I am not sure if i am supposed to be writing this, nor am I sure of the title, but I will go ahead and write. I know how hard it is when a girl says no, especially when the other party was so serious about it. Some say it lowers the super ego, some say they never care, but the true ones say “I will be back again”. This makes me thank God so much for having created me a woman, I wonder if after the first rejection I could have even thought of trying another soul. Yes you may say it’s pretty easy, but I tend to think of the men who move from one girl to another as just players in the making. though, I am not telling men to stop at the first attempt. Crucify me not for this, it’s just an opinion. Anyway…
Dear brother,
I choose to call you this, just as a deliberate measure to let you know what my heart always feels for you. It’s true I love you, it’s true I always want to hang around you. For the many years I have known you, you have been the best company I have ever lived to experience. Sometimes I even ask myself why I never met you earlier than I did. I do enjoy the small heaven you have always created around me, I feel so secure in your company, I don’t mind you teasing me, at times you do so much to me that I can only cry, too bad I can only see a brother in you.
I know this is so selfish of me, I know you don’t deserve such a treatment, at least not you. My friends condemn me over this, everyone thinks you are the one for me. I personally dream of being with you the rest of my life. I am sure it will be so much fun, this I am convinced of. I know you can make the best a woman could ever want in life,. Some girls even wish you noticed them, you stand out so unique and so special, but still I can only see a brother in you.

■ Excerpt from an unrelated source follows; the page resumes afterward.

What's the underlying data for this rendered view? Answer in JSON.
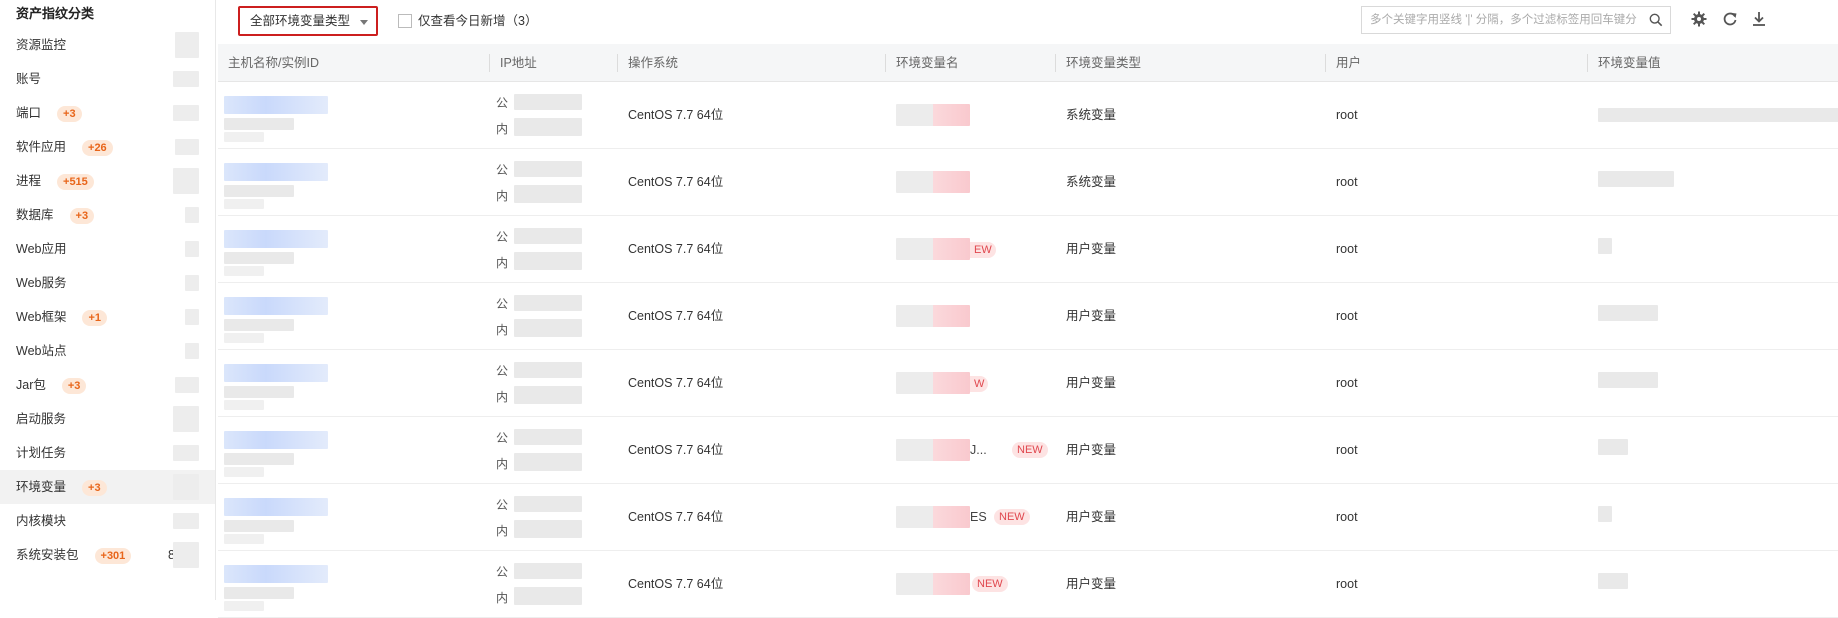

I remember the one time I was almost giving in. The time I had purposed to ignore my heart. I thought I could teach myself to love and cherish you as a special friend. I thought I could stir up something between us, just to make sure you were happy. I did try, I constantly ignored my heart, I sacrificed my happiness for you, I acted stupid and naive, I had decided I was going to give back the love I knew you so deserved, but it didn’t last a night, the pain overwhelmed the “faked” love and smile, I knew I was doing you so much injustice. I clearly remember the grin on your face when I told you it was over again, I gave it a less than 24 hours chance, I hated myself for having acted stupid, I saw you cry and hurt for a long period, the period I suffered neglect and rejection from you. You walked away from me, you thought I was worse than the devil, you never wanted to see me again. It hurt me most and I decided I will forever see you as a brother.
You have always tried to make me feel bad of the decisions I made. Each time you make implications of being in a happy relationship (sometimes imaginary), I won’t blame you, I know how it feels. I made up my mind on that fateful night, the night I always remember so clearly, the night I cried out all the “funny” feelings I had attempted to build for you. I decided I will never do it again, I decided I will never make an instance of the experience I went through, that bitter time when I wished to see you but you were never there, that time when the whole small world that revolves around me knew my heart was so hurting. You taught me never to be so much close with you, you created a big unsealed bridge between us, you were so rare to me, and you made me learn to take you as that brother I will eventually leave for my lifetime partner.
Now, dear brother, I am writing this to give you an assurance. A little understanding of what my little heart feels for you. I could have chosen to hate you and forget about you, maybe I could not be talking with you by now (just like many others do), maybe I could be all over showing you the person that took the place in my life that you had dedicated to fight for. None of these will I do. I have made up my mind, I have dedicated my life, I have offered my life, my heart and soul. I will be that sister you never lived to have. I will be there as a shoulder for you to lean on. I will give my ear to your words. I will always be there for you. But I can only see a brother in you.
This is really lovely – a vow as much as a reflection. I hope one day he appreciates you!
Sure. I hope he will agree with me one day, no matter how long it will take.
Reblogged this on .LIFE AND LIVING and commented:
The write up that cost me much…….but i will not change my thoughts.